Hanoukkah : la fête des Lumières

4. Hanoukkah : la fête des Lumières

Hanoukkah : la fête des Lumières

Laurence Salzmann

Hanoukkah

Radauti, Roumanie, 1974-1976

Laurence Salzmann

Hanoukkah

Radauti, Roumanie, 1974-1976

La fête des Lumières, dite aussi « fête de la Reconsécration du Temple », est appelée Hanoukkah (en hébreu littéralement « inauguration »). Elle rappelle la victoire historique des Maccabées sur la dynastie hellénistique des Séleucides, rois de Syrie et de Palestine, en 165 avant notre ère. Mattathias l’Hasmonéen et ses fils conduisirent la révolte des juifs contre le roi Antiochus IV Épiphane, qui avait profané le Temple de Jérusalem ; victorieux, ils reconstruisirent un autel, un grand candélabre et plusieurs éléments du mobilier sacré. La restauration du culte juif fut célébrée par de grandes réjouissances.

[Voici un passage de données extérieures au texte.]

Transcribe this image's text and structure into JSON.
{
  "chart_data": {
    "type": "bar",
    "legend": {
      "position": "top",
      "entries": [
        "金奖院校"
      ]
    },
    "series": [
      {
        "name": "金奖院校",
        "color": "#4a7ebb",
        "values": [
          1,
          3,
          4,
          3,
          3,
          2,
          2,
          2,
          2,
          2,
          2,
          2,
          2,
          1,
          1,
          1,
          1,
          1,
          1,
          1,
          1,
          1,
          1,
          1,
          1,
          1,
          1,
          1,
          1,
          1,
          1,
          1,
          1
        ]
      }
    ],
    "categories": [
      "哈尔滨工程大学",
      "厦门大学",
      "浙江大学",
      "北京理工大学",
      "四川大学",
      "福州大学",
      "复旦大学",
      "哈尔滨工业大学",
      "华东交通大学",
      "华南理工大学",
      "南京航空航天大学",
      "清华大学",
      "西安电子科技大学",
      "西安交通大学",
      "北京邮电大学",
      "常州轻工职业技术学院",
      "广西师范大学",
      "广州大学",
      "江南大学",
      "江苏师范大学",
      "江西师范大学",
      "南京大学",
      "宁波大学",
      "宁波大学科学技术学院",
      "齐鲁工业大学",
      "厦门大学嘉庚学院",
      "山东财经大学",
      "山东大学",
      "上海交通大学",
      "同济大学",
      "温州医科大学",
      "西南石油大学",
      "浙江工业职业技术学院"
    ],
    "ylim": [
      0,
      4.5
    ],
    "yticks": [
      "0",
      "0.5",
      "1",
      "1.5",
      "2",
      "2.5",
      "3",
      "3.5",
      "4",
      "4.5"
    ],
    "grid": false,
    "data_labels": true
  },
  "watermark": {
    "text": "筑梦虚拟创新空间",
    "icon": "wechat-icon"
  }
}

La fête instituée par les rabbins du Talmud commence le 25 du mois de kislev. La tradition rapporte que Judah l’Hasmonéen ne trouva dans le Temple qu’une fiole d’huile non profanée pour allumer les lampes du grand candélabre ; cette huile brûla miraculeusement huit jours, le temps nécessaire à la fabrication de nouvelles quantités d’huile.

Durant huit jours, à la tombée de la nuit, les juifs procèdent à l’allumage des huit lumières de la lampe de Hanoukkah, en ajoutant une lumière chaque jour. La lampe doit être placée devant une fenêtre au vu de tous. Depuis le Moyen Âge, Hanoukkah est une fête très populaire agrémentée de coutumes diverses : on joue à la toupie ou aux cartes, et, dans le monde occidental, on a pris l’habitude d’offrir des cadeaux aux enfants.

Lampe de Hanoukkah
Algérie ou Tunisie, XIXe-XXe siècle

Lampe de Hanoukkah
Algérie ou Tunisie, XIXe-XXe siècle

Il existe une très grande variété de lampes de Hanoukkah ; toutes comportent huit et souvent une lumière complémentaire dite « serviteur » (shammash) qui sert à les allumer. À l’ancien type romain, lampe à huile plate à compartiments, ou lampe en terre cuite à becs multiples, succèdent, au Moyen Âge, de petites lampes en bronze à dosseret triangulaire, destinées à être accrochées à une paroi. Ce modèle se répand dans toute l’Europe et en Afrique du Nord, et connaîtra de multiples décors : fleurs, scènes bibliques, personnages mythologiques, motifs d’architecture. À partir du XVIe siècle, on les trouve dotées de quatre pieds, tandis que se développe la forme du chandelier, plus adaptée à l’usage synagogal et à l’utilisation de bougies.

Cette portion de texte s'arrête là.